A perfect arrangement

Description: Flowers shop


Susan Blair, 31, a primary school teacher from Bloemfontein and mother of two, fell in love with flower arranging when she started helping her mom (also a teacher) create arrangements for matric farewells. Years later, she and her sister began doing the flowers for friends’ corporate functions in their spare time. “We made many free arrangements for marketing purposes, and eventually were creating 10 per week for local businesses.” A few months later a friend asked the sisters for flower advice for her wedding. “We ended up doing all the arrangements,” says Susan.
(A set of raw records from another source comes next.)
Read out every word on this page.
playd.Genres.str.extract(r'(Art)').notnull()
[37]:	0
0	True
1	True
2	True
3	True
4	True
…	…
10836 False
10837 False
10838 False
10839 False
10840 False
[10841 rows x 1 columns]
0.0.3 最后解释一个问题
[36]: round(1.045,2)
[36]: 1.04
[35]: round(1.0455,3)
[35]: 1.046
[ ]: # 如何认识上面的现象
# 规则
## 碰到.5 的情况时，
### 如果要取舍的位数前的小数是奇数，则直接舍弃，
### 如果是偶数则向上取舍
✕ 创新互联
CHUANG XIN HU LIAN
From the avalanche of compliments they received – their eclectic mix of colours, compositions and textures became a talking point in the city – the sisters realized there was a gap in the Bloemfontein market for blooms with a twist. “Three years down the line, we do an average of seven weddings per months.”
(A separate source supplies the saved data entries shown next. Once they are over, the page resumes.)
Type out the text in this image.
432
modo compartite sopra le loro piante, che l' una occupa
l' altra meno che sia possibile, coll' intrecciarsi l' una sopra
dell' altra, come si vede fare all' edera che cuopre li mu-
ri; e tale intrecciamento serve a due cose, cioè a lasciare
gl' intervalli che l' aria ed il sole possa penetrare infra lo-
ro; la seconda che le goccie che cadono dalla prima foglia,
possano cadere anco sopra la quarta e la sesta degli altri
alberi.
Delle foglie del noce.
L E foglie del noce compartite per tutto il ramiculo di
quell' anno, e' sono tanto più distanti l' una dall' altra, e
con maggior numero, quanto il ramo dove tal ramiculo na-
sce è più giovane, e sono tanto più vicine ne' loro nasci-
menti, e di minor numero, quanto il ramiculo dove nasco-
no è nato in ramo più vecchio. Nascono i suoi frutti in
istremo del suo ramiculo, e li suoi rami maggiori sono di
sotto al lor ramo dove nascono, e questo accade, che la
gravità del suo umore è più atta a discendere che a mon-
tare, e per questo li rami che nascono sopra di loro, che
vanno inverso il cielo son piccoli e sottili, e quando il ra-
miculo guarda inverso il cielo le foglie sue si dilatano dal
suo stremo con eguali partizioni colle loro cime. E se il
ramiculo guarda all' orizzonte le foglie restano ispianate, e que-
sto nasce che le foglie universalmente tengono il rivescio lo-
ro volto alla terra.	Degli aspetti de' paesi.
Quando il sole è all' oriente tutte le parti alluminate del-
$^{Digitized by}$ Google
Tip-off: Cut down on costs by making use of available resources, says Susan. “As our business grew, we converted an outside buildings at home into a studio. That allowed us to save on additional rental and put money back into the business.” Form a cooperative with similar businesses in your area so that you’re able to travel together to suppliers, suggests Boateng. This will save on transport costs and allow you to negotiate bulk prices.

You’re in business!

Description: www.sars.gov.za


Ernest Boateng, operations manager at the South African Institute for Entrepreneurship, reveals the tax facts you need to know.

Operating as a sole trader is often the ideal choice for small businesses. It doesn’t have to be legally registered, is simple to set up and you can start trading under your own name immediately.

Because you are not a business entity – you are the business – you will be expected to pay normal employees tax on the money that you earn. Whether this is additional income to your normal salary, or is the only income you receive, you need to register as a provisional taxpayer, which is “any person who receives income other than remuneration,” according to the Receiver of revenue (SARS) website.

Keep a record of all your income and business expenditure in order to determine what your tax liability is. Seek guidance from a tax consultant initially to steer you in the right direction.